Сыскные, деликатно молчавшие во время перепалки, снова привлекли к себе внимание. Не забудьте еще про докторов, господа флотские, напомнили они. Как вы изволите видеть, ныне привлеченные медики в тюремном деле новички, арестантов боятся, работают медленно, да и хитростей каторжанских не знают. Вот они, к примеру, могли бы порекомендовать очень знающего, опытного доктора. И, главное, надежного: он чуть не полвека в местной тюрьме практиковал. Сейчас в отставке, правда. Но жить-то всем надо, и если его попросить как следует, то согласится доктор Старкович, никуда не денется! Особенно если одесский губернатор его лично попросит.

– Вот и чудесно! – обрадовался Кази. – Князь, мне и самому все эти игры не по душе, но ведь надо что-то делать! Соблаговолите взять на себя доктора, а мы берем на себя все остальное! Согласны, батенька? Ну тогда езжайте к губернатору, ваше сиятельство, используйте все свои полномочия, обаяние и красноречие, а мы тут с господами «порядок и взаимодействие» обеспечим. Согласны? Ну и слава Богу!.. Действуем, господа!

Действия были настолько успешными, что уже через день князь Шаховской перебрался на пароход со всем своим весьма объемистым багажом и двумя десятками ящиков, спущенными в грузовой трюм. Оставались последние формальности и мелкие дела, знакомые, наверное, каждому отъезжающему и не портившие общей атмосферы.

Старенький, но весьма подвижный отставной тюремный доктор Старкович превосходно справился со своей задачей. Среди отстраненных молодыми коллегами от морского «путешествия» на каторгу арестантов он легко выявил с десяток симулянтов, а позже, за стаканом грога в кают-компании, рассказал всем желающим немало занимательных историй о каторжных «мастырках». Накануне отхода Исаак Старкович, по личной просьбе капитана, обещал «скоренько, но внимательно» осмотреть уже размещенных в трюмах арестантов – чтобы постараться выявить тех, кто может на самом деле не выдержать тяжелых условий морских странствий.

И сейчас присутствующие в кают-компании как раз поджидали старенького доктора, коротая время за грогом. Собрались здесь все свободные от вахты офицеры, включая капитана, а также князь Шаховской, корабельный священник дьякон Ионафан и начальник канцелярии Одесской городской тюрьмы надворный советник Салье. Вспоминали вчерашний рассказ доктора Старковича об арестантских хитростях, членовредительстве – настоящем и «замастыренном». Дивились диким и непостижимым порой фантазиям и умениям, порожденным тюрьмой.

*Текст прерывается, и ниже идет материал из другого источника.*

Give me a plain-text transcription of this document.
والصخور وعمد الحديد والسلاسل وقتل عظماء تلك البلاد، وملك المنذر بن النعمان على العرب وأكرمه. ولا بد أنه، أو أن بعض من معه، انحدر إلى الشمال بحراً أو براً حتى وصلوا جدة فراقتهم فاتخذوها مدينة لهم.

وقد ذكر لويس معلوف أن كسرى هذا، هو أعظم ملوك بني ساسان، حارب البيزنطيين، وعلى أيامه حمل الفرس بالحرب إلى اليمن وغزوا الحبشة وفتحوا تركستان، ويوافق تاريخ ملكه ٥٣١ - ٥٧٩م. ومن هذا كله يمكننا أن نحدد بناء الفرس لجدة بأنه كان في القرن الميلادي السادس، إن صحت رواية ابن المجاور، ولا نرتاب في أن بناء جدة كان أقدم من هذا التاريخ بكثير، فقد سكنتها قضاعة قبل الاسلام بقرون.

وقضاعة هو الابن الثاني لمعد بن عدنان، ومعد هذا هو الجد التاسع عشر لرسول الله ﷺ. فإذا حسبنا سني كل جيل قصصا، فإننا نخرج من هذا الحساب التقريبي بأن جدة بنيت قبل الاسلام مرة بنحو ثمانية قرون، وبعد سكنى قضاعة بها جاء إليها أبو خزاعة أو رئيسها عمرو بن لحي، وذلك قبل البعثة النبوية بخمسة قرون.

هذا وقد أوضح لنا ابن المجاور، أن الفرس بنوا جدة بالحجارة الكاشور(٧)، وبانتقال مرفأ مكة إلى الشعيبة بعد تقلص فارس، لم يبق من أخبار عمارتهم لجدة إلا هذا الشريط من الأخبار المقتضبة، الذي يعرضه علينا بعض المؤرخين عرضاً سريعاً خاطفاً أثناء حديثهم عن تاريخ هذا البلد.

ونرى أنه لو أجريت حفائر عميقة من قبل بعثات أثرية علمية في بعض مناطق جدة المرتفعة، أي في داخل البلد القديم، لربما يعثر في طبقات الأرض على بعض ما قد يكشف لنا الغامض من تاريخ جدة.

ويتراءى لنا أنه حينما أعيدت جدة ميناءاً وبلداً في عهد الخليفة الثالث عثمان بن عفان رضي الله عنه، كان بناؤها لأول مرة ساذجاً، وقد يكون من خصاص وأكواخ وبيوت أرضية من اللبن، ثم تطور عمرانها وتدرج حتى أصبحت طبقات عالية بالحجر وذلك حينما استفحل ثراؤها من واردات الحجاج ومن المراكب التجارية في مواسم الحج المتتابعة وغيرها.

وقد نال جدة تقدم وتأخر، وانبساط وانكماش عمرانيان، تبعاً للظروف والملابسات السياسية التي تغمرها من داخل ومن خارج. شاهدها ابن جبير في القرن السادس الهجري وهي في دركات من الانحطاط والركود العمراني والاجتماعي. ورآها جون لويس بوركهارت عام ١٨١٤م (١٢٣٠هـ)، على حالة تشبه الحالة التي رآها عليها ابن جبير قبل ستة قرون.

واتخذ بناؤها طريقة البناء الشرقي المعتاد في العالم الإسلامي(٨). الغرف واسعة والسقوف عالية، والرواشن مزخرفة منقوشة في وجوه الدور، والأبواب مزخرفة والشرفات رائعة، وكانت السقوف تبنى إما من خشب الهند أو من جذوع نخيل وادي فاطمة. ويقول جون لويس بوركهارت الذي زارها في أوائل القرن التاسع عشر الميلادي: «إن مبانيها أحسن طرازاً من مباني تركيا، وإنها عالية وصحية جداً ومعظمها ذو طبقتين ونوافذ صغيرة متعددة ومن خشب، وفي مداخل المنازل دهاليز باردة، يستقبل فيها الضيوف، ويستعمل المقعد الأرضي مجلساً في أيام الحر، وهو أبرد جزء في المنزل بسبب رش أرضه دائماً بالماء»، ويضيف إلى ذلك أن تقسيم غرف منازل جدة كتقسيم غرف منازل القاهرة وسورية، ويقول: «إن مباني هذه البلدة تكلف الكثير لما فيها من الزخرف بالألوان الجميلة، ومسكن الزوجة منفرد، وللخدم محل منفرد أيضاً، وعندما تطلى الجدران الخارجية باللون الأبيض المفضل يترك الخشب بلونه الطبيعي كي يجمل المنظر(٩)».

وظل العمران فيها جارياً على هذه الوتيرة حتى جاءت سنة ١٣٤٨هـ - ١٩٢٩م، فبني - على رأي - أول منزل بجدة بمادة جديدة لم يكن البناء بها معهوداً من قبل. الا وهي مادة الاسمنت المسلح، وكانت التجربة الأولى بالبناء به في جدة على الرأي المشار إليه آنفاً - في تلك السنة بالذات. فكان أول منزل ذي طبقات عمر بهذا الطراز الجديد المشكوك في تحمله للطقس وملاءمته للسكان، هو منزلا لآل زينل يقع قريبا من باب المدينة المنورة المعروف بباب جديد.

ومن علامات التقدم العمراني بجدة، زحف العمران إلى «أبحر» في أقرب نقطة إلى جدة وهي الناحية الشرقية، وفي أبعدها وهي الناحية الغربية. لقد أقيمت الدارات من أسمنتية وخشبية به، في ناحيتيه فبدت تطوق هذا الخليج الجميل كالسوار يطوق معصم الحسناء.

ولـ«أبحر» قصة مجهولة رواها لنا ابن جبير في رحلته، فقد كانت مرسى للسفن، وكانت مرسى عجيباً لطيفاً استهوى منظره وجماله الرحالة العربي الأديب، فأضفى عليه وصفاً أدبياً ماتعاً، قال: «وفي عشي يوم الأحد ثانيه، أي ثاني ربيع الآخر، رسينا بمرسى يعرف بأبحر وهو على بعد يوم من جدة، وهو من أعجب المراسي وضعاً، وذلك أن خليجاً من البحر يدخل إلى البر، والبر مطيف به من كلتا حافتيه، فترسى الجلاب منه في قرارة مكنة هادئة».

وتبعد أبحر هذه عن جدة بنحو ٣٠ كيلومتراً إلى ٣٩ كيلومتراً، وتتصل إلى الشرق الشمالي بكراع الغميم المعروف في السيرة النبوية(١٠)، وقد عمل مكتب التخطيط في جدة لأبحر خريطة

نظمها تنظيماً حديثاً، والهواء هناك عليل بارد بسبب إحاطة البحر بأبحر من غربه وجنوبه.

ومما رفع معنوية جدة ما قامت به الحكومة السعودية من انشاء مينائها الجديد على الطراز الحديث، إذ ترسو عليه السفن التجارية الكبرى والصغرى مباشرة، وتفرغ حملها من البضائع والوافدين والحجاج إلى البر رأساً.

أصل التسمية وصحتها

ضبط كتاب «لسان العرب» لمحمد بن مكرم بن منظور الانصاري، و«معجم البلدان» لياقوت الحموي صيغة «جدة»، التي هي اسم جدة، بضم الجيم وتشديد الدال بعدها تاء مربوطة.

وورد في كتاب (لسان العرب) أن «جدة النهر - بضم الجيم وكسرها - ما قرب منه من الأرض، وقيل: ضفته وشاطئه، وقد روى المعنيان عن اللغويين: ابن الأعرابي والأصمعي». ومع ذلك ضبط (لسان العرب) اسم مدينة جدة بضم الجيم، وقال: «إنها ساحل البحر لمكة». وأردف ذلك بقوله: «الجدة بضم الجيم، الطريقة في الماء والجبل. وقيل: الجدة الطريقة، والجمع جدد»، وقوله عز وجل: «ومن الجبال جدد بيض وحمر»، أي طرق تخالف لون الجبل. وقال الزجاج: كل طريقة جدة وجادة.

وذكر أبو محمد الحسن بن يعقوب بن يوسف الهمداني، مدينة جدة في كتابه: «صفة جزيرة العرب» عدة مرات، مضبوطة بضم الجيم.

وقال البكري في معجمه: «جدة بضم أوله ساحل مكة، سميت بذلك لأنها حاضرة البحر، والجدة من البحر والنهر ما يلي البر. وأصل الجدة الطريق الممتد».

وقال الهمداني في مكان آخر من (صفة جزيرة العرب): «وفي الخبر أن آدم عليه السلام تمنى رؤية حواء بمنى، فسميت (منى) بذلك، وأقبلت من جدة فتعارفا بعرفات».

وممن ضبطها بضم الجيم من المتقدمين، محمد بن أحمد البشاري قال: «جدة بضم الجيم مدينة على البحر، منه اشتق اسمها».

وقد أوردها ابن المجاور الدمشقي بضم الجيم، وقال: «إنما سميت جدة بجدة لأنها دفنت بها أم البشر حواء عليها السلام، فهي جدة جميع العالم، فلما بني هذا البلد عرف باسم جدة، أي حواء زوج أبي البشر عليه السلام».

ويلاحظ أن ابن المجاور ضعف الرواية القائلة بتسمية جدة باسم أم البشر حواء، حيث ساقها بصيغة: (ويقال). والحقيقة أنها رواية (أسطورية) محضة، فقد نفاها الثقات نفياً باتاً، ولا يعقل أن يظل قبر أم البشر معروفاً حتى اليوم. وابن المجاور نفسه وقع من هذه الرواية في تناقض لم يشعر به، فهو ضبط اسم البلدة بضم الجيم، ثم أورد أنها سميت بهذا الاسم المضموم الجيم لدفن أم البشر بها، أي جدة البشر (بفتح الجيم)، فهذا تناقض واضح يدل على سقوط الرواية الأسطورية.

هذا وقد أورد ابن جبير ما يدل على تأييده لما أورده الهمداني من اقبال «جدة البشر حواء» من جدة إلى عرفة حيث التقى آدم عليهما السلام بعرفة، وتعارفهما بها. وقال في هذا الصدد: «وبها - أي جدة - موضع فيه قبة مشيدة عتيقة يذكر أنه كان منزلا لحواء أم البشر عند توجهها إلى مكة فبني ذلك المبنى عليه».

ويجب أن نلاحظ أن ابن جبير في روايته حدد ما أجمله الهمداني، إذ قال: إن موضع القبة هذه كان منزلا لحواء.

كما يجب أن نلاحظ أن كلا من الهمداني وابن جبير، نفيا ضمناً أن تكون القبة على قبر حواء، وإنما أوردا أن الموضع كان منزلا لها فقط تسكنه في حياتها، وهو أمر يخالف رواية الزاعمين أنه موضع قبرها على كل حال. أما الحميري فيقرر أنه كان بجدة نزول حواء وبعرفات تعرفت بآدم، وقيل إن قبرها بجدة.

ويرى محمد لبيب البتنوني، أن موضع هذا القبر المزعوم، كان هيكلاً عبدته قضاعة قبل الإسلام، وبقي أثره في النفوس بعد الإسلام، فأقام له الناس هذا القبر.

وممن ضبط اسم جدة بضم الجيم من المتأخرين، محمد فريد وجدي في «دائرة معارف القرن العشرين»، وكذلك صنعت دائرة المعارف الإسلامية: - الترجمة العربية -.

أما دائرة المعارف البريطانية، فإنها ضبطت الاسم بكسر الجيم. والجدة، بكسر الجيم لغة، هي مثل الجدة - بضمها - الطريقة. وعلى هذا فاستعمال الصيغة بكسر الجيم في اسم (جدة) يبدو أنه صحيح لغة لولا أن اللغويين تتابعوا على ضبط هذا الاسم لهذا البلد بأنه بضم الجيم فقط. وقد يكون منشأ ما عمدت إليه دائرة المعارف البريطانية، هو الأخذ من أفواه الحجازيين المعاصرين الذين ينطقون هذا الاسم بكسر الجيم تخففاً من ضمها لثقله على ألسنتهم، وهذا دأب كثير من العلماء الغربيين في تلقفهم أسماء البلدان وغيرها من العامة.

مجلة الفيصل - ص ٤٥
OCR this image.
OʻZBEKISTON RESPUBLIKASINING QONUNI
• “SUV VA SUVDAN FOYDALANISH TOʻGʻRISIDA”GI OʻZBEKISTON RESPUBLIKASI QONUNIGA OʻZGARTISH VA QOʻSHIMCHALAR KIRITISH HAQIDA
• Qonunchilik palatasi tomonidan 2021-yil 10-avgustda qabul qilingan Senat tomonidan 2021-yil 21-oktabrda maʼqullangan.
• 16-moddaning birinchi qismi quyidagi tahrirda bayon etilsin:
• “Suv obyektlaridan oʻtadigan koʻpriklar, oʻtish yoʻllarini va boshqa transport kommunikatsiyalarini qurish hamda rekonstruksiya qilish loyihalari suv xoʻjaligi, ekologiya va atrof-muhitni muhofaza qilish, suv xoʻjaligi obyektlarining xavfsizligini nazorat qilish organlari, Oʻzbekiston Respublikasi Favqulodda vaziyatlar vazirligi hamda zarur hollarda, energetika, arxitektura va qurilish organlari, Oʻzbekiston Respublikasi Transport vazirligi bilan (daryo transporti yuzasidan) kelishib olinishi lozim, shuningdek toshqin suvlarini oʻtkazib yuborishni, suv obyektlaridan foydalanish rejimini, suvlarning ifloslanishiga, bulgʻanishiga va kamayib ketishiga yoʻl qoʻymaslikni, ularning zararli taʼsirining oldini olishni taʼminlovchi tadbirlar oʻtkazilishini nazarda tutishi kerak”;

– Право, господа, все это порой превосходит человеческое воображение! – гудел басом второй помощник капитана «Нижнего Новгорода» фон Кригер. – Ну наглотаться всякой дряни, чтобы симулировать болезнь сердца или желудка – это я еще понимаю! Но засыпать себе в глаза наструганный стержень от химического карандаша для временной слепоты – увольте-с! Как можно сотворить с собой этакое, будучи темным человеком, не зная законов физики, химии и прочих наук? Не ведая возможных последствий? Впрочем – каких наук, если и грамоте почти никто из этого тюремного сброда не обучен?! Невежество, темнота – а все туда же-с! А вдруг эта временная слепота так и останется?!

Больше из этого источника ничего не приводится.